Oklahoma’s CBFRS model was developed to improve the health and development outcomes of mothers and their infants. The model targeted first-time mothers and was designed to provide an intensive level of service through weekly and biweekly visits. Based on research suggesting that home visiting provided by professionals as opposed to paraprofessionals might provide more positive impacts, the model developers decided to use professionals in the field of child development to provide the home visits.
Implementing Oklahoma’s Community-Based Family Resource and Support (CBFRS) Program
Implementation support is not currently available for the model as reviewed.

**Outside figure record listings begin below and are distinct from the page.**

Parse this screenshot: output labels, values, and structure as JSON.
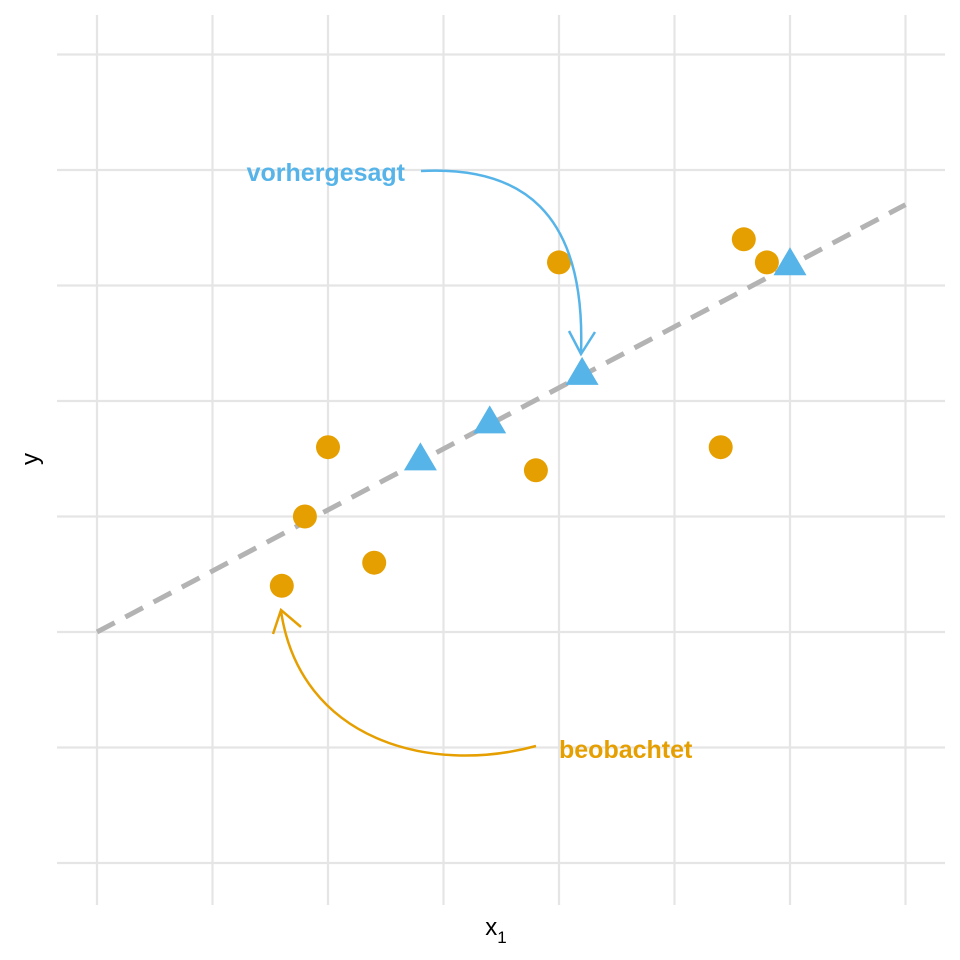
{
  "chart_data": {
    "type": "scatter",
    "xlabel": "x",
    "xlabel_subscript": "1",
    "ylabel": "y",
    "xlim": [
      0,
      7
    ],
    "ylim": [
      0,
      7
    ],
    "grid": true,
    "tick_labels_shown": false,
    "colors": {
      "observed": "#E69F00",
      "predicted": "#56B4E9",
      "line": "#b3b3b3",
      "grid": "#e5e5e5"
    },
    "regression_line": {
      "style": "dashed",
      "x": [
        0,
        7
      ],
      "y": [
        2.0,
        5.7
      ]
    },
    "series": [
      {
        "key": "observed",
        "marker": "circle",
        "points": [
          [
            1.6,
            2.4
          ],
          [
            1.8,
            3.0
          ],
          [
            2.0,
            3.6
          ],
          [
            2.4,
            2.6
          ],
          [
            3.8,
            3.4
          ],
          [
            4.0,
            5.2
          ],
          [
            5.4,
            3.6
          ],
          [
            5.6,
            5.4
          ],
          [
            5.8,
            5.2
          ]
        ]
      },
      {
        "key": "predicted",
        "marker": "triangle",
        "points": [
          [
            2.8,
            3.48
          ],
          [
            3.4,
            3.8
          ],
          [
            4.2,
            4.22
          ],
          [
            6.0,
            5.17
          ]
        ]
      }
    ],
    "annotations": [
      {
        "key": "predicted",
        "text": "vorhergesagt"
      },
      {
        "key": "observed",
        "text": "beobachtet"
      }
    ]
  }
}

Model implementation summary last updated: 2012
The information in this profile reflects feedback, if provided, from this model’s developer as of the above date. The description of the implementation of the model(s) here may differ from how the model(s) was implemented in the research reviewed to determine this model’s evidence of effectiveness. Inclusion in the implementation report does not mean the practices described meet the HHS criteria for evidence of effectiveness. Similarly, models described here may not all have impact studies, and those with impact studies may vary in their effectiveness. Please see the Effectiveness button on the left for more information about research on the effectiveness of the models discussed here.
The Child Abuse Prevention and Treatment Act amendments of 1996 allocated funding for state Community-Based Family Resource and Support (CBFRS) programs designed to reduce the incidence of child abuse and neglect through a wide range of services. Oklahoma used CBFRS funding to implement a home visiting program for first-time mothers.
The model was designed to enhance maternal and child health and development. Specifically the program sought to positively affect mothers’ parenting knowledge and skill, use of community services, family planning, household safety, and child immunization. The program also aimed to increase mothers’ knowledge of the effects of second-hand smoke on their children and decrease the number of cigarettes smoked.
Oklahoma’s CBFRS program provided home visitation to participants prenatally through the child’s first birthday. The content and the intensity of the program varied depending upon the stage of the intervention and the age of the child.
Model intensity and length
The program was designed to be initiated before 28 weeks gestation and continue to the child’s first birthday. The frequency of the home visits varied based upon the program phase. During pregnancy, participants were visited weekly the first month of the program, followed by biweekly visits until the child’s birth for a total of eight prenatal visits. After the child’s birth, home visits occurred weekly during the first three months of the child’s life and biweekly for the next three months, for a total of 18 visits. Between six months and one year, biweekly visits continued for the remainder of the program for a total of 12 visits. Each visit was about an hour in length.